Not that Broad noticed as he bunkered down in the leadup, searching for the killer instinct that had deserted him for much of the series.
“It was only two weeks ago that I was on holiday with (Vaughan), so I don’t know what he’s been saying,” Broad told reporters with a smile.
”To be honest I’ve had one of those weeks where you get your tin hat on and duck down and don’t really see much, so I’ve been very unaware about things being written and things being said.
”You’ve got to say your opinion, you’ve got to be critical at times and I deserve criticism after the Perth test defeat for sure.
“I am not going to hold any grudges or get too disappointed if people slag me off because at the end of the day in 15 years’ time I might be doing the same. Not six months.”
Former captain Cook was already under the microscope before arriving Down Under, with doubts swirling about his motivation to carry on for the long haul.
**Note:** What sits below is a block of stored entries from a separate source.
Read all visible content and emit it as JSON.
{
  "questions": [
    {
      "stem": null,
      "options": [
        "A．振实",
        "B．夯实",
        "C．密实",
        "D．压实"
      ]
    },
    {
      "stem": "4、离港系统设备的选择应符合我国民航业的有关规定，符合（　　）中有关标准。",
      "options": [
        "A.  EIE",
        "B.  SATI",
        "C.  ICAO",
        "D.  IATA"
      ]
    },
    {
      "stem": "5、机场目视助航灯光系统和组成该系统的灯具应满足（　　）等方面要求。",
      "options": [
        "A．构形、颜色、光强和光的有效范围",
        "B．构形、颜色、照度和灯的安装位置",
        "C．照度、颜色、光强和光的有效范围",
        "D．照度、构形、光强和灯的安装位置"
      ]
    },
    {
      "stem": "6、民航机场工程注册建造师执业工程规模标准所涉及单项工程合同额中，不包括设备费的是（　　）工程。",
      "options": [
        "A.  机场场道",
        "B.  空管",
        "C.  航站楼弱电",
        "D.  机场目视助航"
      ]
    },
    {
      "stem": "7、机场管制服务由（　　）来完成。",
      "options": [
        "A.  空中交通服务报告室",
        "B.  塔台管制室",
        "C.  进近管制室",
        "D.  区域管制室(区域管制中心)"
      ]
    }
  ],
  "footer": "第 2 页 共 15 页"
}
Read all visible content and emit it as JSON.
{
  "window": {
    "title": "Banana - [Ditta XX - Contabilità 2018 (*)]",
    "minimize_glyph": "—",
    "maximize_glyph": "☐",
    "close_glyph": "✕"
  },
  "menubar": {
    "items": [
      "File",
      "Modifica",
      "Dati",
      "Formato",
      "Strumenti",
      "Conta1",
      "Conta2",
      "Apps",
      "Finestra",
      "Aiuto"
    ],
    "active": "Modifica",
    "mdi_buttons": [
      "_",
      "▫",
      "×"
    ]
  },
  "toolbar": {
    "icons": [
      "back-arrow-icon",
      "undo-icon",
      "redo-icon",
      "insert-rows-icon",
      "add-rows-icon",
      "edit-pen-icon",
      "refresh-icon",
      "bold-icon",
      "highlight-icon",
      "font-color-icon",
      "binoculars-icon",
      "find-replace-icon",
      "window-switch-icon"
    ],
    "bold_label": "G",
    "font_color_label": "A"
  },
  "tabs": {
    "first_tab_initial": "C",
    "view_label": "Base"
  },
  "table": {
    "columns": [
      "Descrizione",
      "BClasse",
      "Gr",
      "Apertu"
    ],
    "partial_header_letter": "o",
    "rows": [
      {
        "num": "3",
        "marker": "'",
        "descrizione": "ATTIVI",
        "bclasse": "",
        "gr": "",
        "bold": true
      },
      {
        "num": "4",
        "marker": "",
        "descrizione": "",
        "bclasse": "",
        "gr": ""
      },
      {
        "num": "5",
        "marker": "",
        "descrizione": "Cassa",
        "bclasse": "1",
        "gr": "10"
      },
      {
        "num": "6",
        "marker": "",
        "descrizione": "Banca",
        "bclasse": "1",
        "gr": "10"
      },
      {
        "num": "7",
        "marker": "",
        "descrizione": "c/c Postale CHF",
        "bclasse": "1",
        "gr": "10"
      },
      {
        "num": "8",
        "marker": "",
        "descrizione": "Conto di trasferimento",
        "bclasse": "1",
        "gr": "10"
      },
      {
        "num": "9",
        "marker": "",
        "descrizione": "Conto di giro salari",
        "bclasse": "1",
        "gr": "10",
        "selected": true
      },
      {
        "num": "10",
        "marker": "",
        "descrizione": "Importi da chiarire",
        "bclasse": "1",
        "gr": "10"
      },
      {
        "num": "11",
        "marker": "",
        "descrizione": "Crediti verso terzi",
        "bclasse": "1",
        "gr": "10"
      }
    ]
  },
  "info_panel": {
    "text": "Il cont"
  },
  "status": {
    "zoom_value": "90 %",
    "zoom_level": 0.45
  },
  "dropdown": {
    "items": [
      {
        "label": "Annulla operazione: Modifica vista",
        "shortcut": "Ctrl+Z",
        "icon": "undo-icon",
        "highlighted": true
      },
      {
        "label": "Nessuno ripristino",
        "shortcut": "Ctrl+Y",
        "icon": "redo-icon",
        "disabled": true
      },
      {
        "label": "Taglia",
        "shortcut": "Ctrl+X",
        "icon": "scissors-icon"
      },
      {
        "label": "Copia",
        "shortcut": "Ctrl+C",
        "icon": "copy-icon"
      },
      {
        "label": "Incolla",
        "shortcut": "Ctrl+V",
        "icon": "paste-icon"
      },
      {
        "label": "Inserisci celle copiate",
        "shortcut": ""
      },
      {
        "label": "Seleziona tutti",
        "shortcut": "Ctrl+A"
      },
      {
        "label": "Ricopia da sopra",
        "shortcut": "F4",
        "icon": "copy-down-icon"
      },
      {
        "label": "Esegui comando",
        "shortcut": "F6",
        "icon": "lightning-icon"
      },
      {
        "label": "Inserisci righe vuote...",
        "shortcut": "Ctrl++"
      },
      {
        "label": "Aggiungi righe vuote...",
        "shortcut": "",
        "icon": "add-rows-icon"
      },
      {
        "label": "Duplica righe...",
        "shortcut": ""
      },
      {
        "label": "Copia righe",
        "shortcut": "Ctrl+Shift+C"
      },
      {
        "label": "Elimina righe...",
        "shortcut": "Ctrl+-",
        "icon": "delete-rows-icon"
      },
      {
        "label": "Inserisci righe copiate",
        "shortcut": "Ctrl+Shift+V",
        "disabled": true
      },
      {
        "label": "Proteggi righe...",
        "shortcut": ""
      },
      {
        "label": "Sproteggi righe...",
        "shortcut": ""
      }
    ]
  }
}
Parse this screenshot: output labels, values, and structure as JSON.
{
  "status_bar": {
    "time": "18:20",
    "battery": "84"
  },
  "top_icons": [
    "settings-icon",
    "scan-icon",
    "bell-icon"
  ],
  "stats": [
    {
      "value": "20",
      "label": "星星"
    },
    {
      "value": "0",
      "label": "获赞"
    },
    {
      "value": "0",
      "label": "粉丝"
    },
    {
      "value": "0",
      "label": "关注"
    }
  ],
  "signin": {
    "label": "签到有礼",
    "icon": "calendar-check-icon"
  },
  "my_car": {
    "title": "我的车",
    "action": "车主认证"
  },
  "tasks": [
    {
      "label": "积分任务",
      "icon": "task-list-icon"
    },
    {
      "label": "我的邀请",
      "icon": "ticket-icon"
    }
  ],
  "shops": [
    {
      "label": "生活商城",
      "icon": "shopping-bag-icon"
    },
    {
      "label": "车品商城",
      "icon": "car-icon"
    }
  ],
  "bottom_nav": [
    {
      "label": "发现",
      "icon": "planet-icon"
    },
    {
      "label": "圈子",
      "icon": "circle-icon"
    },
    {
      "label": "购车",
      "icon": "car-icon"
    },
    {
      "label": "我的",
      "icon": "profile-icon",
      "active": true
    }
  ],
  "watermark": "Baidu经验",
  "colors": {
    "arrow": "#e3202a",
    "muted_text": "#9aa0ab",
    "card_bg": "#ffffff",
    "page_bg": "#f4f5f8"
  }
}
He struggled through 10 innings without a half-century before his breakthrough on Wednesday, his highest test score in Australia since a knock of 189 in the final match of the 2010-11 series in Sydney.
A stroke of luck helped him on his way, with Australia captain Steve Smith dropping him on 66 when he nicked all-rounder Mitchell Marsh to slip.
Two days after Cook’s 33rd birthday on Christmas Day, Smith then gift-wrapped the opener’s century by bowling a profligate final over before stumps.
Cook smashed him for 11 runs, pulling his 15th four to the fence to bring up his 32nd test ton, leaving his team mates jumping in joy in the dressing room.
Cook, who moved past Allan Border to ninth in the all-time test runs list during his innings, raised his bat in an understated celebration.
“He’s not someone who gets particularly fazed or down,” Broad said of his team mate’s form slump.
“He went through so much stuff with his captaincy I don’t think a bit of stick about scoring runs is going to bother him too much.”